2024年上半期の訪日客数が約1,778万人に達し、過去最高を更新したことが明らかになりました。日本政府観光局(JNTO)と観光庁が19日に発表した最新データによると、このペースが続けば年間で3,500万人程度となる見通しです。
2016年に政府が掲げた「4,000万人」という目標達成も現実味を帯びてきました。国・地域別では韓国、中国、台湾、米国の順に多く、特に米国からの訪日客は円安の追い風もあり、2019年同期比1.5倍にまで急増しています。
一方で、急激な訪日客増加によるオーバーツーリズム(観光公害)の懸念も浮上しています。混雑やマナー違反、受け入れ側の人手不足などの課題に直面する地域が出てきたのです。
これを受け、観光庁は補助金を投入し、銀山温泉(山形県)や大月(山梨県)など6地域を「先駆モデル地域」に追加。混雑対策やマナー啓発に乗り出します。
訪日客の増加は日本経済に恩恵をもたらす半面、地域の生活環境への影響も無視できません。持続可能な観光立国の実現に向け、官民一体となった取り組みが求められています。

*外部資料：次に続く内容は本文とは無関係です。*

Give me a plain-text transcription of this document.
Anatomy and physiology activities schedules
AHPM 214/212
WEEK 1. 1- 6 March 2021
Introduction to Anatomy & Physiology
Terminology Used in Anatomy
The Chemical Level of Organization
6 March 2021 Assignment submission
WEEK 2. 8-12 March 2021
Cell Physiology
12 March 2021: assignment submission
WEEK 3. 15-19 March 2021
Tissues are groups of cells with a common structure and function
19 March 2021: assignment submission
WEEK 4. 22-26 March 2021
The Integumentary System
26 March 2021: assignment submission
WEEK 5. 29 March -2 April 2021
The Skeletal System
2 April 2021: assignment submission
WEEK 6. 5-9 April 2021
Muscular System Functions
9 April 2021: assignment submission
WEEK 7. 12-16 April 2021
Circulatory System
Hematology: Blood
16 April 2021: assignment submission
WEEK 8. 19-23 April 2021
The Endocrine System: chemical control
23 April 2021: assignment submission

ネット上では、「訪日外国人が多くなるつれて弊害も出て来る」「こんなに外国人観光客を受け入れて、食料をどうする気なんだろうか?」「このままだと日本の観光地は『安かろう悪かろう』になってしまう」などの意見が寄せられています。
訪日外国人の消費額が急増 4〜6月期は2兆1,370億円で過去最高
訪日外国人の消費額が急増しています。観光庁によると、2024年4〜6月期は2兆1,370億円で、四半期として過去最高を更新しました。1〜6月期でも3兆9,070億円と、2019年同期の1.6倍に達しています。
このペースが続けば、年間消費額は「8兆円も視野に入る」とのことです。ただし、訪日客の三大都市圏への集中が目立ち、地方部の割合は減少傾向にあります。欧米からの訪日客増加に伴い、ニーズも多様化しており、各地域での取り込み策が急務となっています。
一方、地方空港への新規就航や増便が航空燃料不足で頓挫するケースも見られます。政府によると、全国で週140便が断念されたといいます。
これを受け、官民で内航タンカーやローリーなどの燃料輸送手段の確保や、製油所での増産対策が打ち出されました。量から質への転換が求められる中、地方創生と持続可能な観光振興の両立が課題です。